Draw up a brief outline of what a regular day or week looks like, taking into account bad days as well as the best. You can use this to identify key needs and health risks – a handy reference point during university visits and open days, or when applying for disability support packages (like Disabled Students Allowance and Social Services support).
This is also a useful exercise to repeat after your child’s first term or year at university: how is it different to what you both expected? Are there any additional obstacles that you might need to address?
Choosing a university
It’s always worth visiting potential universities to get a realistic feel for how it suits your student child. An off-campus site may cause challenges for physically impaired students if they have to travel all over town for lectures, or if there are lots of cobbled streets or hills.
A lot of older buildings may not be fully wheelchair accessible. If getting lost is an issue, it’s a good idea to map out regular routes together and try them out a few times before term begins.
It’s also worth thinking about the impact of living on campus, and how different types of accommodation may impact study and socialising. Is the university near a good medical facility, for instance? Some students will want to consider how close to home they are: nothing is less cool than having your mum pay an unexpected visit when all your mates are over, but having somebody near enough to make the journey might be useful in emergencies.

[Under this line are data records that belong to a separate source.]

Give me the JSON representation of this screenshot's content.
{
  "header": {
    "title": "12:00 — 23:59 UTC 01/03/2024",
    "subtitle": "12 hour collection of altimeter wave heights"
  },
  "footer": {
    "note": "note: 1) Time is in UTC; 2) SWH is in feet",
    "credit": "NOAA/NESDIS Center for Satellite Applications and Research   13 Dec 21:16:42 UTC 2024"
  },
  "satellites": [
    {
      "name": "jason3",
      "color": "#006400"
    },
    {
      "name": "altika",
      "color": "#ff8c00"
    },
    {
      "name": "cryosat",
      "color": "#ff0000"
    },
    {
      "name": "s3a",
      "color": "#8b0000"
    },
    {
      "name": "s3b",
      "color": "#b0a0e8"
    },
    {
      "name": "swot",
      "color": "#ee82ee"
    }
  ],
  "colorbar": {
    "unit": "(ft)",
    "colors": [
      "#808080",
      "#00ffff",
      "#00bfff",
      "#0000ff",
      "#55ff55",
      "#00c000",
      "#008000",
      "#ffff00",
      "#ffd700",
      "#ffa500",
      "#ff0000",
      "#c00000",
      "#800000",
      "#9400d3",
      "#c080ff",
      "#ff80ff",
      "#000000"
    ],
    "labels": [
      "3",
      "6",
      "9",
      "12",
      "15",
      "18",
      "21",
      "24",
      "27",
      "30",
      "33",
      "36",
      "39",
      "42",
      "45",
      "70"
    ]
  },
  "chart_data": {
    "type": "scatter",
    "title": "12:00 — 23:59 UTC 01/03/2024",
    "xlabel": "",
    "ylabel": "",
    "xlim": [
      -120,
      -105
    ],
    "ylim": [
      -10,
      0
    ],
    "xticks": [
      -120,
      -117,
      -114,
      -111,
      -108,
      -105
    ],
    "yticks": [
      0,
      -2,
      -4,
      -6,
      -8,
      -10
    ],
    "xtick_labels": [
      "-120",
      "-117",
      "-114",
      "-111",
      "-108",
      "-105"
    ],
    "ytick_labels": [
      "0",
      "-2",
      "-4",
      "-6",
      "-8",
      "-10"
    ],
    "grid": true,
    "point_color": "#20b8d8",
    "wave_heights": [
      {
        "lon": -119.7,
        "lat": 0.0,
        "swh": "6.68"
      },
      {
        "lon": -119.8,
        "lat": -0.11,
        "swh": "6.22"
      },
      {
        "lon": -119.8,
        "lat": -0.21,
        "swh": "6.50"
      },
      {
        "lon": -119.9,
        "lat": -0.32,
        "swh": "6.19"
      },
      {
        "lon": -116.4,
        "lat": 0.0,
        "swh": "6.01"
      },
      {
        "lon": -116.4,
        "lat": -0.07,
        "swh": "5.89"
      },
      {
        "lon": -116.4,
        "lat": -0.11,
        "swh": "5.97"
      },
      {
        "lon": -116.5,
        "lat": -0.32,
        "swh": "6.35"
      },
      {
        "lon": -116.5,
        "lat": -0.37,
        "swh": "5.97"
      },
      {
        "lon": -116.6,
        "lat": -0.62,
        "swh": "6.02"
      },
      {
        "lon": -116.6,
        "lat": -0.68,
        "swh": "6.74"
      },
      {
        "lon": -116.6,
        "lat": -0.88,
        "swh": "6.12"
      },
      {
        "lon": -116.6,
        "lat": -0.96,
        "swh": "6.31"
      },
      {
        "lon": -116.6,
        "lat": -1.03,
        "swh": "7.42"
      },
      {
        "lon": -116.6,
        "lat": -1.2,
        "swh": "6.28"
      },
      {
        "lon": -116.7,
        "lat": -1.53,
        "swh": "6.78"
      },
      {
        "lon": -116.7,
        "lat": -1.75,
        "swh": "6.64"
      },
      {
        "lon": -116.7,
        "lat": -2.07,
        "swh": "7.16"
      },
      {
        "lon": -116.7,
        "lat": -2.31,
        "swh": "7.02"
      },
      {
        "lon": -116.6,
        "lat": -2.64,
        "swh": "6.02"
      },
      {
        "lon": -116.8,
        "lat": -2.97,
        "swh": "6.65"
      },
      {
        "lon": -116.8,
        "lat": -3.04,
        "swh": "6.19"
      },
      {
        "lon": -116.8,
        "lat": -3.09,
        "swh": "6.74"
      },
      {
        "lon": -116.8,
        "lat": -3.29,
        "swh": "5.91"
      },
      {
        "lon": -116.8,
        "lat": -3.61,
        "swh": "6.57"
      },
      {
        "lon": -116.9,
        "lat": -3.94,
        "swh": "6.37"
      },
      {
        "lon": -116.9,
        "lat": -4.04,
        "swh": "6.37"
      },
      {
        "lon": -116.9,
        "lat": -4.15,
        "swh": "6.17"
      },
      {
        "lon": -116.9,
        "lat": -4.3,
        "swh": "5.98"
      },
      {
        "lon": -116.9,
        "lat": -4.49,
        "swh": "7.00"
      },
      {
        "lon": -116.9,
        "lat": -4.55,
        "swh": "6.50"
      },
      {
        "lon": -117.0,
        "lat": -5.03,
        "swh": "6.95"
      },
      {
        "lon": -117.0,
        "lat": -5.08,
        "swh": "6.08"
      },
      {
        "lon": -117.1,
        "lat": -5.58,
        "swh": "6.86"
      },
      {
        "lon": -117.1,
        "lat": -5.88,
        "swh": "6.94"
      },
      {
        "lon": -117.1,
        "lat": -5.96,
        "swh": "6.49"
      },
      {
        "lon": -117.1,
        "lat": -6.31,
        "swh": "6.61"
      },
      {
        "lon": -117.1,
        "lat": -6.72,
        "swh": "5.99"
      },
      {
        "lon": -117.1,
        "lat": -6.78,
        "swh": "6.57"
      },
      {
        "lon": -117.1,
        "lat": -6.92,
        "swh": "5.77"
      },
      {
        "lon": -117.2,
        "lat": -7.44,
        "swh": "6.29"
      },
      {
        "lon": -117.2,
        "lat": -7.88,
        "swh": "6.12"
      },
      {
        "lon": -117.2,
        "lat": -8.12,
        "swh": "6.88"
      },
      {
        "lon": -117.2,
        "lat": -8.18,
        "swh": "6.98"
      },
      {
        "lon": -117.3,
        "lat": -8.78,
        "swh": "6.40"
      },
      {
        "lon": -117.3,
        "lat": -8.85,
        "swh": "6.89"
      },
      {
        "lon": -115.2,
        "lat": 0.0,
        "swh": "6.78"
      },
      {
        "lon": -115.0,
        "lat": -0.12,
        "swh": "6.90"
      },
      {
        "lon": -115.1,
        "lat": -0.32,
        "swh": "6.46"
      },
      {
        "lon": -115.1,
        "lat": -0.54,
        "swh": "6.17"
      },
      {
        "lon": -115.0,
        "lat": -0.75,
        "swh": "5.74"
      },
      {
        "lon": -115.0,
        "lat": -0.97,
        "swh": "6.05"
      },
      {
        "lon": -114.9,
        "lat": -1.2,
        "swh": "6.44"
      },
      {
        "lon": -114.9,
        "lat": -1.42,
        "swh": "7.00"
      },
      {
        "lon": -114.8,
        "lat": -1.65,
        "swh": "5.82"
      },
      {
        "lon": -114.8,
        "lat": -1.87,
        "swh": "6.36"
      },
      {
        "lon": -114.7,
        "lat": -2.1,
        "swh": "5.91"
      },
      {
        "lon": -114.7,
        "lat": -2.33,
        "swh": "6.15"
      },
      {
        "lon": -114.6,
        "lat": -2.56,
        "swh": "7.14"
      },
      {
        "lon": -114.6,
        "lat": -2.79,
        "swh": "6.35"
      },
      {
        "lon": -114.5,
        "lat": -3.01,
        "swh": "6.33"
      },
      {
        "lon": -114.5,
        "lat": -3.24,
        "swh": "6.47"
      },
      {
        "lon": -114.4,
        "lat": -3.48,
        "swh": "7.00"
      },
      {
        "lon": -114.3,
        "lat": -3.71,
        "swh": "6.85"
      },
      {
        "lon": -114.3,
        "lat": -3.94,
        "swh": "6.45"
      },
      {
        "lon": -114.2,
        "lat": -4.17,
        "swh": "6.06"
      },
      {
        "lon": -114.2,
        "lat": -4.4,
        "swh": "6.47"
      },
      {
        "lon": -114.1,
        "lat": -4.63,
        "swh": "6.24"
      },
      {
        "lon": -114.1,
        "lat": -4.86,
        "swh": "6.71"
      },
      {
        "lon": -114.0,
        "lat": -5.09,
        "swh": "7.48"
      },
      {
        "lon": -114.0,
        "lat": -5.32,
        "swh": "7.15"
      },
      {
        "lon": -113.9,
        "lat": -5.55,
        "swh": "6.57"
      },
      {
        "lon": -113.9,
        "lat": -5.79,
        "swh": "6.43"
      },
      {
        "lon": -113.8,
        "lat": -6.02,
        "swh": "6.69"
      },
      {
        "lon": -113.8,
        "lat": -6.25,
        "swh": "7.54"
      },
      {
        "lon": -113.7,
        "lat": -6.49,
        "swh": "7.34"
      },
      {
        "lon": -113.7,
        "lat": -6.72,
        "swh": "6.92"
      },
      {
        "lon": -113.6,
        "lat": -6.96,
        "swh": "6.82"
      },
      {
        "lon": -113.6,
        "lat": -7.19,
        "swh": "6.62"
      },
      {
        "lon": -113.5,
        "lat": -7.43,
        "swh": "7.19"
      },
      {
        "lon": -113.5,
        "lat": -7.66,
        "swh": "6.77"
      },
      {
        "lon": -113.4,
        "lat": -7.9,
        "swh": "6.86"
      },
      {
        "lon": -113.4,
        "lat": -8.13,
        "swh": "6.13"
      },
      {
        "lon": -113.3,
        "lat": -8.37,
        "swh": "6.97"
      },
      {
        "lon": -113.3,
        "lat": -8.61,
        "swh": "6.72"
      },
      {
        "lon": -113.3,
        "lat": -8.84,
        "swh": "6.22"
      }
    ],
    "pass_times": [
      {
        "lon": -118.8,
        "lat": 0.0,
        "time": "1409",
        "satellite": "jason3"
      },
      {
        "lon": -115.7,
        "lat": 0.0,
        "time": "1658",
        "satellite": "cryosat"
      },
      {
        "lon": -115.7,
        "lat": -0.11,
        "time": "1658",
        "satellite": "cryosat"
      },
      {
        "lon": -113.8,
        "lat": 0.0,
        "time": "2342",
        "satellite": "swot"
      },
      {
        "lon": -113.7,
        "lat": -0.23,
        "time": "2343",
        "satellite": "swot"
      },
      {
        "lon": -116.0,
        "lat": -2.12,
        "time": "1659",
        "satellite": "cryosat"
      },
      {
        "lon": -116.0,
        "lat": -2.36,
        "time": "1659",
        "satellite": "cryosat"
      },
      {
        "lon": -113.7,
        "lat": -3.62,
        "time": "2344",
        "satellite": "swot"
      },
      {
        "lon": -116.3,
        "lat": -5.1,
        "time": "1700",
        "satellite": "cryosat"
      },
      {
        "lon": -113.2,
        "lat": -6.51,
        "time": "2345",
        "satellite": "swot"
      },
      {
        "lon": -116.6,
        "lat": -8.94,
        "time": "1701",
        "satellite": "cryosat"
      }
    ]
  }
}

Remember, all universities have a legal obligation to make reasonable adjustments to a course or building to cater for a recognised medical need. Speak to university representatives to find out who will be looking out for your child. All universities should have a disability support team, so get in touch to discuss the help that they can offer.
Creating a network
Working together, make a list of the people your child is able to turn to for assistance and support. This may be parents, friends, family doctors, tutors and / or university disability support teams. Encourage your child to have discussions with the people who support them about the assistance they think they might need. Is there somebody who can make a check-in phone call once a week? Would it help to plan regular reviews or a quick visit every now and then?
Make sure expectations are clear, but reasonable – it’s important that everybody’s needs are being met, including your own. If your child has organisational difficulties, they might want to stick the list on a wall, or somewhere easy to find in an emergency.
Don’t forget that when they are over the age of 18, they may be entitled to support from social services. Contact your local council for more information.
Applying for extra support
Disabled Students Allowance (DSA) can offer helpful aids you may not have thought of: from adapted desks, to funding for taxis, to note takers. Information is available here.
DSA applications take a long time to be processed, and will need to be assessed by a representative before any funding or equipment is offered. It can also take months for this equipment to actually arrive, so make a note of deadlines and submit the applications as soon as you can.
These forms can be incredibly overwhelming: help to fill them out in as much detail as possible (as always, taking into account your child’s worst health days) may make the process less frustrating.
Universities are huge, complex administrative bodies and it is easy to get lost within the system. If nobody speaks up when a student is facing challenges, even relatively small ones, it’s likely that they will be missed.
But part of the university experience is also about learning through making mistakes. Try not to panic if it seems that your child’s needs aren’t being met. Keep up the communication to make sure that these issues do not spiral out of control.
Being available during emergencies may be necessary, but for day to day issues, it will be a huge achievement every time the student in question is able to seek out the support they need themselves.
Pushing hard enough to ensure that all needs are being met can be frustrating and difficult, but nobody responds well to force. One of the hardest challenges for everyone involved with a disability can be finding the right tone to ask for what is necessary.
Helping to find ways to communicate their own needs with confidence and positivity is probably the best gift you can offer at a time like this. Keep coming back to your initial plans and reassessing the situation. Your input and relationship will probably change along the way, but this is all just part of the process, and an entirely necessary part of becoming the parent of a grown-up human being.